Office Visit 6/6/2022: 76-year-old female, lives with daughter and son-in-law, follow up on CKD
PMH: Overweight, Anemia, Anxiety, Hypertension, Malignancies of Uterus and Kidney, GE Reflux Disease
- Verapamil (CALAN SR) 180mg ER tablet
- Vitamin D3,25 mcg tablet(1000unit), take 2,000 units by mouth
- Calcium carbonate 1,500mg (600mg calcium) tablet take 600mg of calcium by mouth daily with breakfast
Vitals: BP 147/84, HR 98, Temp 98.4, SpO2 97%, Weight 84.2 kg, Height 173.7 cm, BMI 27.91 kg/m²
|4/13/22||1.57 ^||45 v|
History of Present Illness (HPI):
The patient has a history of kidney cancer, Urothelial carcinoma, in which she underwent right nephrectomy and cystectomy with ileal conduit in March 2019, since then she has elevated creatinine and chronic kidney disease in the setting of solitary kidney.
She recently admitted to the hospital after left ankle fracture, discharged to rehab short term, and now back at daughter’s home.
Currently on Verapamil, since last year has had some weight gain. 88 kg in October, down to 84.2 kg this visit, slightly elevated blood pressure, and creatinine is slightly elevated up to 1.70mg/dL. Her recent CT, fortunately, showed no evidence of metastasis in her abdomen and no evidence of recurrence.
BP readings from last 3 encounters: 4/13/22: 144/84, 10/27/21: 123/73, 4/12/21: 135/80
- Solitary Kidney
- Renal Cancer
Patient has kidney cancer, underwent right nephrectomy in 2019, since then has elevated creatinine and CKD in setting of solitary kidney. CT showing focal scar in left kidney. Blood work planned every 3 months.
Patient has Oncology follow up appointment in 6 months, ongoing surveillance, Ostomy looks good.
We reviewed her blood work, blood pressure, urine testing, and CT report together. Discussed creatinine this visit is slightly elevated a from last visit, but still in range that she had before. No proteinuria. She has not been checking her blood pressure at home. Instructed to start checking blood pressure at home and keep us informed.
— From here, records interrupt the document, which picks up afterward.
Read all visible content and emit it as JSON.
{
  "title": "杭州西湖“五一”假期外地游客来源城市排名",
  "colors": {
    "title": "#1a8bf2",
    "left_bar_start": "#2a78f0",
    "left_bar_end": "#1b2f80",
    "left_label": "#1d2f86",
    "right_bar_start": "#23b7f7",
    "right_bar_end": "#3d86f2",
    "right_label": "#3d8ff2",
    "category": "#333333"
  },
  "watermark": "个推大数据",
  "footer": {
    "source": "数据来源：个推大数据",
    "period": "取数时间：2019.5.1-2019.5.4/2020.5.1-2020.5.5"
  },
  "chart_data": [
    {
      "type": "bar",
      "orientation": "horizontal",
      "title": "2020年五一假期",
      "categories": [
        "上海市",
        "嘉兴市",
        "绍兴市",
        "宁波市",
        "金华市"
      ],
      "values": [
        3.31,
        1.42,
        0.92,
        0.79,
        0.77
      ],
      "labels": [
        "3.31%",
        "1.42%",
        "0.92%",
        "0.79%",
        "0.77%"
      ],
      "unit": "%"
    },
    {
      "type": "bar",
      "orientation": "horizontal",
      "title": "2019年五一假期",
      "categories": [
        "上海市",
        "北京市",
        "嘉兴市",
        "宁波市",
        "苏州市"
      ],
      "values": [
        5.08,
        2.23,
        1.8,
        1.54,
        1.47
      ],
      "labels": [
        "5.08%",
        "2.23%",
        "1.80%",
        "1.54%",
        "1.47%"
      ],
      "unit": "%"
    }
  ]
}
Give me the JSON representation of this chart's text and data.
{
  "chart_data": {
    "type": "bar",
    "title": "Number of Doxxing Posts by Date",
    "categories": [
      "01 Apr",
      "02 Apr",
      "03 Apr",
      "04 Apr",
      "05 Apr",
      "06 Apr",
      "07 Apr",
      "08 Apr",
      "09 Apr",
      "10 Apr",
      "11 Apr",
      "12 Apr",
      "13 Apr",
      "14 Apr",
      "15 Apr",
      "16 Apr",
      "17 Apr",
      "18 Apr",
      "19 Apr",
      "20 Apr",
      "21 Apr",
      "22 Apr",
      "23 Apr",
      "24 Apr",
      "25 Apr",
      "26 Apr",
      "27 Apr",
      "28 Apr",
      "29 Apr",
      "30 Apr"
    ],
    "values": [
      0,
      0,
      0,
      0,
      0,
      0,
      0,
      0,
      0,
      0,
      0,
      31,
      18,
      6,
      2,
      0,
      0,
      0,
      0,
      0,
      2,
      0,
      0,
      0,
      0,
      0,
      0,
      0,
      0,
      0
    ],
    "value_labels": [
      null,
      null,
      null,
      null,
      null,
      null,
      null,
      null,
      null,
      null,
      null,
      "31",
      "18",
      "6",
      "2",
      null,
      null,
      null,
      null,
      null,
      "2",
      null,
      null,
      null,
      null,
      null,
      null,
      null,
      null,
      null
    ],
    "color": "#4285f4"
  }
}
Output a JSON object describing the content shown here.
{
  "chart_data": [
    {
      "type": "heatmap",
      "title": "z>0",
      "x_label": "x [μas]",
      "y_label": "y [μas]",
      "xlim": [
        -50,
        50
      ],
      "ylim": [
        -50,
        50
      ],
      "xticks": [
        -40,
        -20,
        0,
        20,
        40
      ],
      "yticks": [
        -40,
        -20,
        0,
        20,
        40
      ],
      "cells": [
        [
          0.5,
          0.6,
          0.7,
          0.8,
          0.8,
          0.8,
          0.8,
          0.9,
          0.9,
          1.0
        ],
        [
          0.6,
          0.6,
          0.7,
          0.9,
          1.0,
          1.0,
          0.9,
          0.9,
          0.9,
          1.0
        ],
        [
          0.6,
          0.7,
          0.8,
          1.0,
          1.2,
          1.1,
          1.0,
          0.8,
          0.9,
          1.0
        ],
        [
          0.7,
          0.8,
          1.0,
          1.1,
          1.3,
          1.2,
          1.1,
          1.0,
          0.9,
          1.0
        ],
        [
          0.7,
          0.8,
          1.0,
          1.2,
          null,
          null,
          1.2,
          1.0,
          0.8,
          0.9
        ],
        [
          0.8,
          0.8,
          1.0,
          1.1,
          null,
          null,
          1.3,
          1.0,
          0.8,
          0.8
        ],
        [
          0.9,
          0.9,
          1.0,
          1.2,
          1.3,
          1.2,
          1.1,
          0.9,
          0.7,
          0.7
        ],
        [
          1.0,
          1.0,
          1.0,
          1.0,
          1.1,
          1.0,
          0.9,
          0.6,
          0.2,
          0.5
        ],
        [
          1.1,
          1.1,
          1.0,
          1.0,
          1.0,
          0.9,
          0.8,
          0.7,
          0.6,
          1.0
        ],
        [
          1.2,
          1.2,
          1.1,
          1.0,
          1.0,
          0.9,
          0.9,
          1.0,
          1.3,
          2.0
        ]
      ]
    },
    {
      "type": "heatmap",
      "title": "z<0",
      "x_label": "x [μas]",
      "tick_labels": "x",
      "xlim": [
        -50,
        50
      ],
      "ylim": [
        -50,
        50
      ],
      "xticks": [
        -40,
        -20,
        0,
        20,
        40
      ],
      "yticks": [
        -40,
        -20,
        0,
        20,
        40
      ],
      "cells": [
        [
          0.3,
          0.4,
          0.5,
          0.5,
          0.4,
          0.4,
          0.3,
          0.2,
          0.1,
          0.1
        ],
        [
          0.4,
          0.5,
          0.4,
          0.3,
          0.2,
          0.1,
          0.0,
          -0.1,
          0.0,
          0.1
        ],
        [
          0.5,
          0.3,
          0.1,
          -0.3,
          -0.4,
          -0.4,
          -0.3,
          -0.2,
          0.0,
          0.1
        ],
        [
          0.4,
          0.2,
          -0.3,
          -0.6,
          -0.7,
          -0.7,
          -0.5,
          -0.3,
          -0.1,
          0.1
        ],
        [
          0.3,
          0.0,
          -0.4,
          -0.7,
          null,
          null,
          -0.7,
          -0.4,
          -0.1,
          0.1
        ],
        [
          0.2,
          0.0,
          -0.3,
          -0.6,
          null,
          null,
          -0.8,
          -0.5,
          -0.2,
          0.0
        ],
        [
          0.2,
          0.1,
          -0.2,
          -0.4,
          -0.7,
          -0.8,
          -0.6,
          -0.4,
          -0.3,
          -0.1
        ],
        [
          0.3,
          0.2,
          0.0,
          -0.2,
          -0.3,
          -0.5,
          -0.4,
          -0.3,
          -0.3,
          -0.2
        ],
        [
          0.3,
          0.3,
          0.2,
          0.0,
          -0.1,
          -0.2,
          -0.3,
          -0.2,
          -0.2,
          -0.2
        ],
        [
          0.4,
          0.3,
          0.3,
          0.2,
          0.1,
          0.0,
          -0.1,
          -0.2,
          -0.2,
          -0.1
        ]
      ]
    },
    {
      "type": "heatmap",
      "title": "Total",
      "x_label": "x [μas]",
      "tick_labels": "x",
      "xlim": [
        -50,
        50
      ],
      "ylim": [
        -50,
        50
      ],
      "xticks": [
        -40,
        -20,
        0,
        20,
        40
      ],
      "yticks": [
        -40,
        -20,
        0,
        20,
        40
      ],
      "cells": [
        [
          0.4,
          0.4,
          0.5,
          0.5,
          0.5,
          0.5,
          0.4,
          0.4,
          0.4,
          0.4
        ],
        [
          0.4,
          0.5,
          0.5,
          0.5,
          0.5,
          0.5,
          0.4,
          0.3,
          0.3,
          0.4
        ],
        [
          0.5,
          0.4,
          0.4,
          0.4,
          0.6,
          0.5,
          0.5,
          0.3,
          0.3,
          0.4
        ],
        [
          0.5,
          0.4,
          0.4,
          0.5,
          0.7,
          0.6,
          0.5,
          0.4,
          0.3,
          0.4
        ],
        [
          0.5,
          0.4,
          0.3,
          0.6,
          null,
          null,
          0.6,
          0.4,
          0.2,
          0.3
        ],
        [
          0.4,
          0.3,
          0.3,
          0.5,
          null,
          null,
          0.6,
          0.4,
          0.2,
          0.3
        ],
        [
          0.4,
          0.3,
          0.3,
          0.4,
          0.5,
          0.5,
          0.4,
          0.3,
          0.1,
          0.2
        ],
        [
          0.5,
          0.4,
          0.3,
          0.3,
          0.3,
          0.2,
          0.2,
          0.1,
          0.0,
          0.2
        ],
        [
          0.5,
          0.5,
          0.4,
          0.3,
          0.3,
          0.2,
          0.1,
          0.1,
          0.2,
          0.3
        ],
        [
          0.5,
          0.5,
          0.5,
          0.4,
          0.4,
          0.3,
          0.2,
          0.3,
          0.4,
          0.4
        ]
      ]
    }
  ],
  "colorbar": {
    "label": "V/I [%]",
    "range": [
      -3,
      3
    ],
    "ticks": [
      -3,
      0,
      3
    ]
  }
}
Also, will start to be more active and lose some weight.
Follow-Up: Return in 3 months
Question: Are there query opportunities based on the scenario stated above?
Discussion: Provider visit diagnoses include Renal Cancer, CKD, Hypertension
- Query stage of CKD
- Query for current status of Renal Cancer: Active versus personal history
Documentation With and Without Clarification:
|Documentation Without Clarification:||Documentation With Clarification:|
Demographic base factor: Community Enrollee-Non-dual Benefit, aged (Female 75-79): 0.461
HCC 11 (Colorectal, Bladder and Other Cancers) risk factor: 0.307
Solitary Kidney, Personal History of Renal Cancer
Demographic base factor: Community Enrollee-
Non-dual Benefit, aged (Female 75-79): 0.461
HCC 138 (Chronic Kidney Disease, Moderate (Stage 3)) risk factor: 0.069
HCC 188 (Artificial Openings for Feeding or Elimination) risk factor: 0.534
|HCC Total: 0.768||HCC Total: 1.064|
CDI Educational Tips:
ICD 10 coding guidelines assume a cause and effect relationship between CKD and hypertension when a patient has both conditions, unless explicitly stated as not related. When present together, both conditions should be documented and coded.
Educate providers to classify CKD based on the cause and the GFR category. What is the stage of kidney disease? The higher the stage of kidney disease, the more care the patient is likely to need. When the stage is not documented, it is coded as unspecified, which is not associated with a risk factor score. CKD stages 3,4,5, and End stage renal disease (ESRD) contribute to CMS and HHS-HC risk adjustment.
Recent Office of Inspector General (OIG) audit findings included incorrectly submitted diagnoses codes for colon, renal, lung, and breast cancer where medical records indicated the individual patient had previously had cancer, but their records did not justify a cancer diagnosis at the time of the physician’s service. For example, documentation noted the cancer was surgically treated over two years prior with no evidence of disease currently.
‘History of’ can be a vague term and have different meanings. Educate providers to discuss condition(s) in current state and that diagnoses that have resolved or are no longer treated should not be reported.
Query the provider when the documentation is unclear or inconsistent. When working with Providers encourage them to update the patient problem list: resolving or revising to historical conditions.
Z codes are often overlooked by providers in the office setting. TOAD is an abbreviation that helps providers quickly remember:
Transplants, Ostomies, Amputations/AIDS, Dialysis Status
This is a short synopsis of a possible patient record and is not intended to be all inclusive. This is for educational purposes only and not intended to replace your institutional guidelines.